Roslin Technologies, with Agronomics, has created a joint venture, Good Dog Food, that is expected to be the first cultivated meat to reach the UK market, in the form of pet food.

With perhaps the British sausage in mind, the company expects the first wave of human cultured cell food products in the next few years to typically be up to 20 per cent iPS cell based and to achieve efficient scale up, they need to make efficient use of the expensive cocktails of nutrients and growth factors used to grow the cells.

A study published last year found that between 8 to 40 litres of media are required to grow each kilogram of meat, depending on the method.

Consumers can expect the first lab-grown offerings to include the likes of burgers and sausages with more premium and ‘structured’ products such as steaks and sushi emerging later. Perhaps one day it might be possible for people to grow their own steak at home, with a fillet steak typically taking around 45 days, he added.

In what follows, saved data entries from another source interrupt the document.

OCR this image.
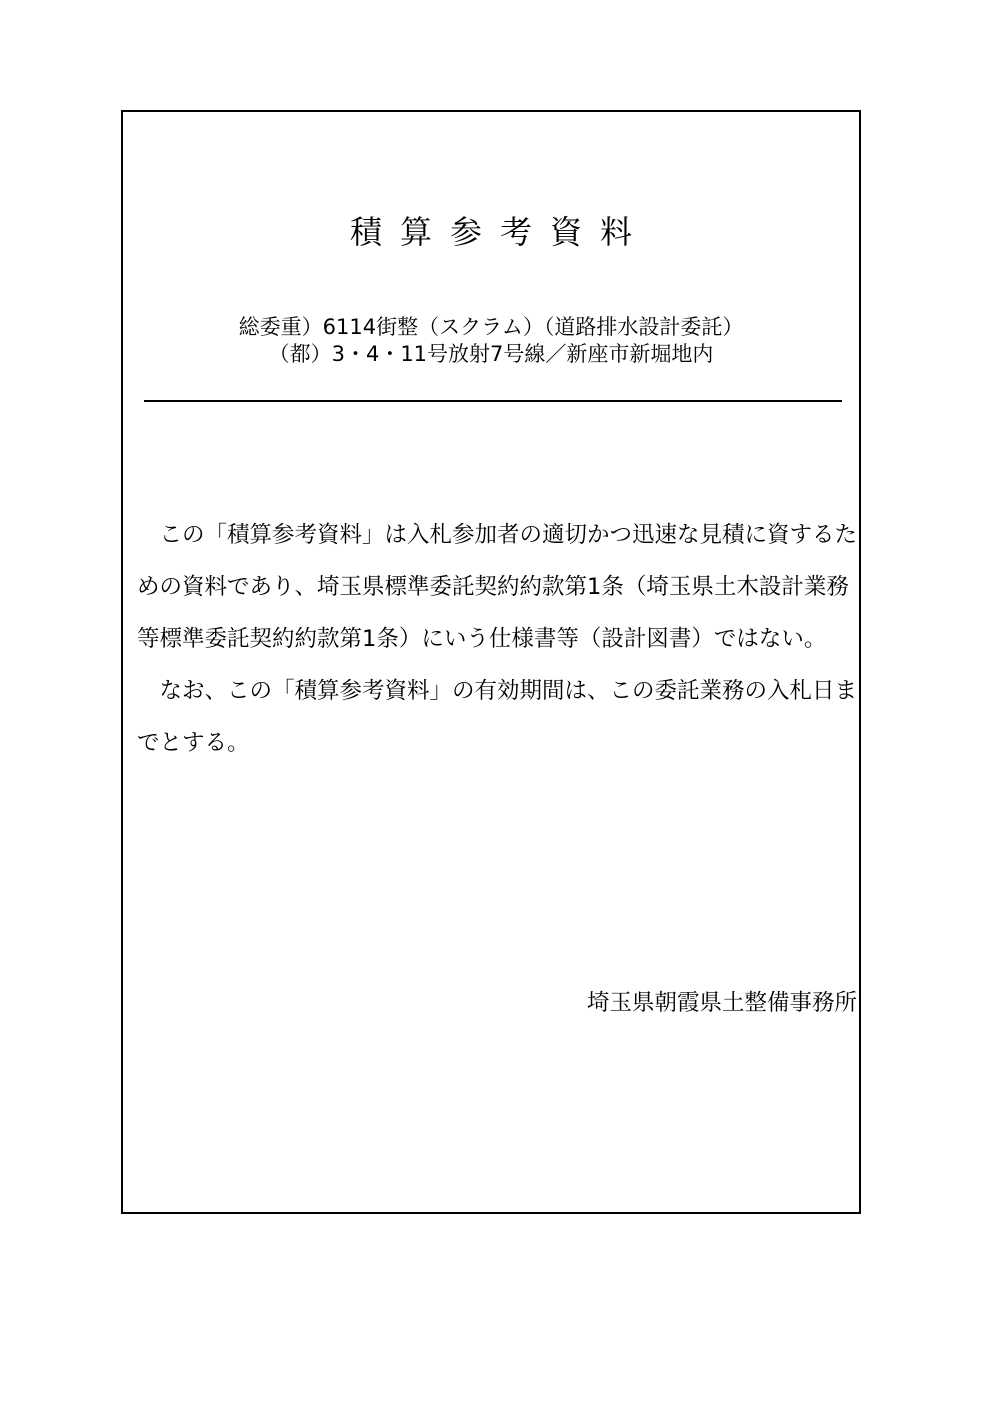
積算参考資料
総委重）6114街整（スクラム）（道路排水設計委託）
（都）3・4・11号放射7号線／新座市新堀地内

この「積算参考資料」は入札参加者の適切かつ迅速な見積に資するための資料であり、埼玉県標準委託契約約款第1条（埼玉県土木設計業務等標準委託契約約款第1条）にいう仕様書等（設計図書）ではない。

なお、この「積算参考資料」の有効期間は、この委託業務の入札日までとする。

埼玉県朝霞県土整備事務所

A recent report commissioned by the Science Museum Group revealed that relatively low awareness that around one third of total greenhouse gas emissions are attributable to the food system.

Though replacing conventional cattle farming with ’labriculture’ – meat grown in the lab – has been widely touted as a way of reducing this environmental impact, the degree to which this can be done very much depends on the details of the methods and energy sources used, according to the LEAP (Livestock, Environment and People) programme at the Oxford Martin School.

Moreover, the Science Museum Group report showed that, from the choice of nine approaches to the emissions problem, eating insects, lab-grown meat and genetically modified organisms were the least popular across the three countries, as they raised more challenges about uncertain benefits, costs and ethics.

‘Naturalness is a hurdle to overcome, but such adoption problems have been overcome in the past with introductions of new technology. It requires thoughtful communications and alignment with consumer values,’ said van Orsouw.